2. Harold Bloom “Frankenstein, or the Modern Prometheus” PR, 32 (1965), 611-18; y de Irving Massey El cerdo boquiabierto: literatura y metamorfosis (1976).

3. Según Robert Philmus, las aspiraciones de Victor Frankenstein son parte del síndrome fáustico general (Into the Unknown: The Evolution of Science Fiction from Francis Godwin to HG Wells [1970]).

4. A esta última lista habría que añadir a Thomas Paine, según MA Goldberg “Moral and Myth in Mrs. Shelley's Frankenstein”, K-SJ, 8 (1959), 27-38.

5. El volumen I termina con el capítulo 7 y la muerte de Justine, un punto prematuro, ya que no incluye los elementos cruciales restantes de la historia de Víctor; El volumen II termina con la promesa de hacer un compañero para la criatura; y el Volumen III concluye la historia.

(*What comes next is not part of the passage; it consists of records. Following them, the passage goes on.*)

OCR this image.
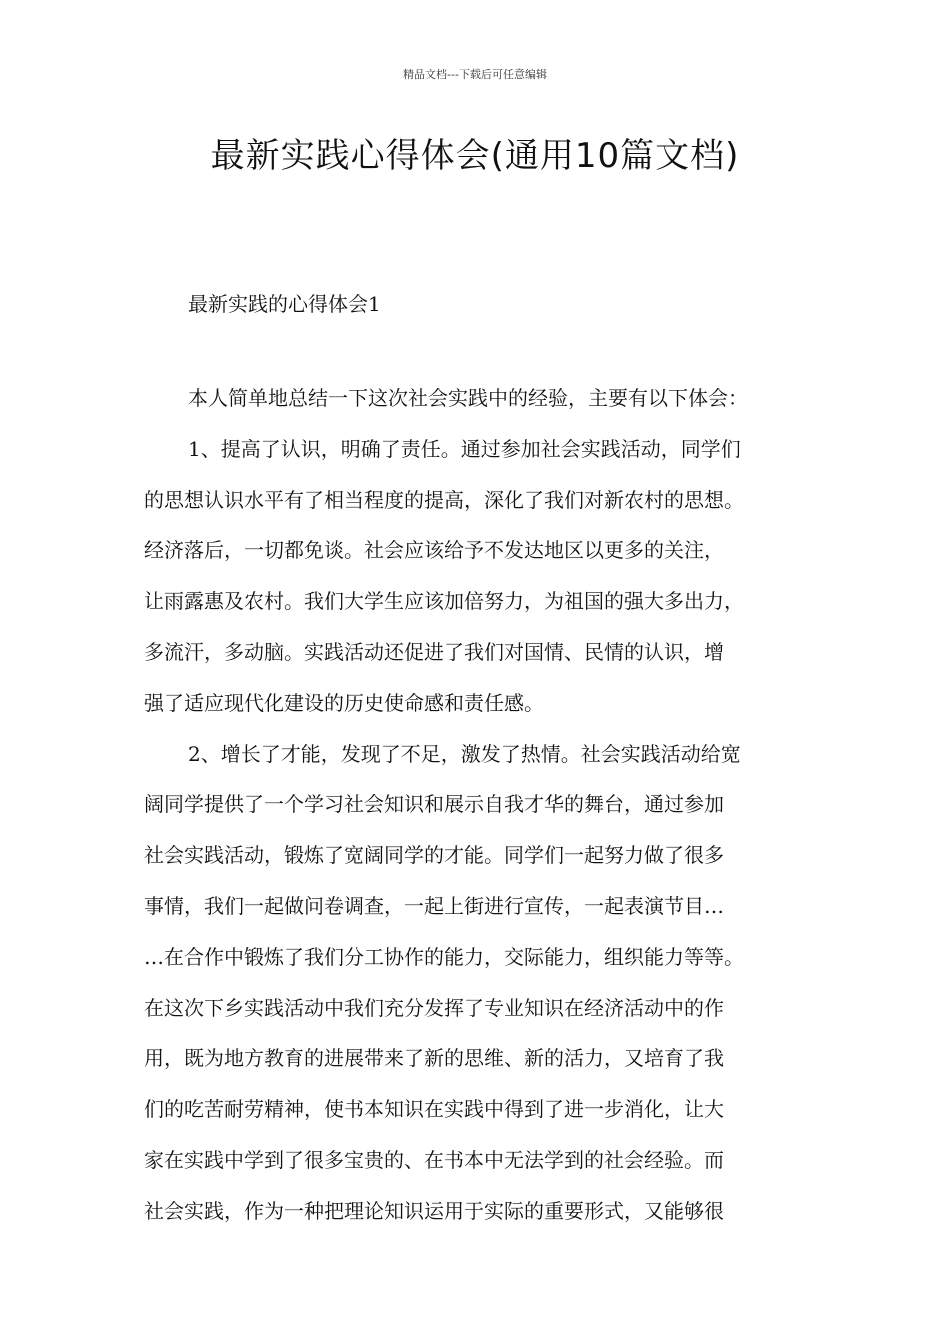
精品文档---下载后可任意编辑
最新实践心得体会(通用10篇文档)
最新实践的心得体会1
本人简单地总结一下这次社会实践中的经验，主要有以下体会：
1、提高了认识，明确了责任。通过参加社会实践活动，同学们
的思想认识水平有了相当程度的提高，深化了我们对新农村的思想。
经济落后，一切都免谈。社会应该给予不发达地区以更多的关注，
让雨露惠及农村。我们大学生应该加倍努力，为祖国的强大多出力，
多流汗，多动脑。实践活动还促进了我们对国情、民情的认识，增
强了适应现代化建设的历史使命感和责任感。
2、增长了才能，发现了不足，激发了热情。社会实践活动给宽
阔同学提供了一个学习社会知识和展示自我才华的舞台，通过参加
社会实践活动，锻炼了宽阔同学的才能。同学们一起努力做了很多
事情，我们一起做问卷调查，一起上街进行宣传，一起表演节目…
…在合作中锻炼了我们分工协作的能力，交际能力，组织能力等等。
在这次下乡实践活动中我们充分发挥了专业知识在经济活动中的作
用，既为地方教育的进展带来了新的思维、新的活力，又培育了我
们的吃苦耐劳精神，使书本知识在实践中得到了进一步消化，让大
家在实践中学到了很多宝贵的、在书本中无法学到的社会经验。而
社会实践，作为一种把理论知识运用于实际的重要形式，又能够很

6. Todas las referencias a las páginas corresponden a la edición de 1831 producida por Henry Colburn y Richard Bentley en formato de un solo volumen, y ahora disponible en la edición de New American Library (1965) con un “epílogo” de Harold Bloom. James Rieger reprodujo recientemente el texto original de 1818, que no está generalmente disponible, junto con varias lecturas variantes. El excelente esfuerzo de Reiger presta especial atención al alcance y la sustancia de las contribuciones de Percy Shelley y concluye que su papel fue más importante en la preparación y producción final de la obra de lo que se ha reconocido hasta ahora. Elegí seguir la edición de 1831 por dos razones: primero, es la que incorpora las revisiones posteriores de Mary Shelley, no de Percy Shelley; y segundo, todas las citas directas que he utilizado y todos los pasajes que he considerado centrales, en comparación con la edición de Rieger, muestran poca o ninguna deuda con Percy Shelley. En resumen, es mi opinión que la novela es esencialmente obra de Mary, no de Percy, una noción que se confirma cuando se coloca en el contexto de sus otras obras (ver especialmente Charles E. Robinson, ed., Mary Shelley: Collected Tales e Historias [1976]). Finalmente, sin caer en el psicoanálisis, creo que una comprensión de la biografía de Mary Shelley y un análisis de sus cartas sugieren que sus acusaciones sobre los fracasos de Víctor como figura paterna no son una referencia apenas disimulada a Percy, aunque indirectamente también puede aplicarse a Godwin. .

7. Un caso sensacional de desarrollo humano detenido ocurrió en 1800, cuando Mary Shelley era joven; y aunque no es posible afirmar un conocimiento directo, resulta tentador pensar que Mary Shelley pudo haber leído algo sobre el tema y que esto a su vez influyó en la segunda parte de la novela. En 1800, a Jean-Marc, un médico francés de 26 años, se le pidió que tratara a un niño de 13 años que fue encontrado vagando desnudo por los bosques de Aveyron. El niño no podía hablar, a veces parecía sordo, sólo comía nueces y patatas, era indiferente a la atención comprensiva y tenía violentos berrinches. La historia completa fue compilada recientemente por Harlan Lane, The Wild Boy of Aveyron (1976).